From all this variety of conjectural speculations, the conclusion which you will perhaps have drawn most readily, is that which is too often the result of our researches in the History of Science,—that there may, as D'Alembert truly says, be a great deal of philosophizing, in which there is very little of philosophy.

I have now finished the remarks which I had to make on the very important class of our external affections of mind, as they may be considered simply; but it is not always simply that they exist; and, when they occur in combination with other feelings, the appearance which they assume is sometimes so different, as to lead to the erroneous belief, that the complex feeling is the result of a distinct power of the mind.

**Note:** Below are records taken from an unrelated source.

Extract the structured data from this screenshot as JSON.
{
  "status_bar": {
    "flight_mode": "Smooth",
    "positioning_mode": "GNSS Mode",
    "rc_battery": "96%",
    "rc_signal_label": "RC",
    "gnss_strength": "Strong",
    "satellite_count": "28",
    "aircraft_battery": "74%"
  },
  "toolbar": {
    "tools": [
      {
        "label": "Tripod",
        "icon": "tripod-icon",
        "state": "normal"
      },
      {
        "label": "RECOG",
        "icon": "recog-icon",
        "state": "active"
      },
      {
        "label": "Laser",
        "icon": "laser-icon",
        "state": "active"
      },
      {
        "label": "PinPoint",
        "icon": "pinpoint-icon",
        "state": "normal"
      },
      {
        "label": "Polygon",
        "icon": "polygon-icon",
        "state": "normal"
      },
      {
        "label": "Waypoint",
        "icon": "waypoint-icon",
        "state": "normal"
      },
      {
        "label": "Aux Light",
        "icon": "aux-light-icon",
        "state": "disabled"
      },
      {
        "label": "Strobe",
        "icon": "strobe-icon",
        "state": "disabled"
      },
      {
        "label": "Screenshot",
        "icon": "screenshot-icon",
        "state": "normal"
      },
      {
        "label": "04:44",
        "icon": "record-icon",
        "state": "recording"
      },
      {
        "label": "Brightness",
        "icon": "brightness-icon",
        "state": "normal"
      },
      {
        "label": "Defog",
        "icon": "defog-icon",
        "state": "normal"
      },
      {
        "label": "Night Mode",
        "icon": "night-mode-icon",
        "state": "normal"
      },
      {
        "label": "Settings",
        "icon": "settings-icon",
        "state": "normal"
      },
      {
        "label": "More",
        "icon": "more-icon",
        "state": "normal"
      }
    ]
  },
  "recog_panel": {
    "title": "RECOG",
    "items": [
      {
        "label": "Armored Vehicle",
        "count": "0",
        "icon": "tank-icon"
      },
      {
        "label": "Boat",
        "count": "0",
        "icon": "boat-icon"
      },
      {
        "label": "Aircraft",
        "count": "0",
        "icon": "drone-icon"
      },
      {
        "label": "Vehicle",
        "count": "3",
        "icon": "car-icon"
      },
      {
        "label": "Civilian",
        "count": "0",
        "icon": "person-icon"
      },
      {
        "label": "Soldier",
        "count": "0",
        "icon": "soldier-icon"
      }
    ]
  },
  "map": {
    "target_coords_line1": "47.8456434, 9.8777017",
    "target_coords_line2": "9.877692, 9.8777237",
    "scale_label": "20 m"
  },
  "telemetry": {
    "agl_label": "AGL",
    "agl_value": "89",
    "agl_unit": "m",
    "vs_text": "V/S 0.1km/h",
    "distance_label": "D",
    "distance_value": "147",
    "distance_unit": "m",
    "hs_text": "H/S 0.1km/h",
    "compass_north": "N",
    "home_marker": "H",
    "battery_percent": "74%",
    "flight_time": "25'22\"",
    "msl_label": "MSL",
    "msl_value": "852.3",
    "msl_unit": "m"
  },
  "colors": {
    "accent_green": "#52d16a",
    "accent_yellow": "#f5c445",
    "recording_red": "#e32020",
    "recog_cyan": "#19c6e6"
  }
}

When, in my attempt to arrange the various feelings of which the mind is susceptible, I divided these into our external and internal affections, according as their causes are, in the one case, objects without the mind, and, in the other case, previous feelings, or affections of the mind itself: and subdivided this latter class of internal affections into the two orders of our intellectual states of mind, and our emotions; I warned you, that you were not to consider these as always arising separately, and as merely successive to each other;—that, in the same manner, as we may both see and smell a rose, so may we see, or compare, or remember, while under the influence of some or other of our emotions; though, at the same time, by analysis, or at least by a reflective process that is similar to analysis, we may be able to distinguish the emotion from the coexisting perception, or remembrance, or comparison,—as we are able, by a very easy analysis, in like manner, when we both see and smell a rose, to distinguish in our complex perception, the fragrance from the colour and form.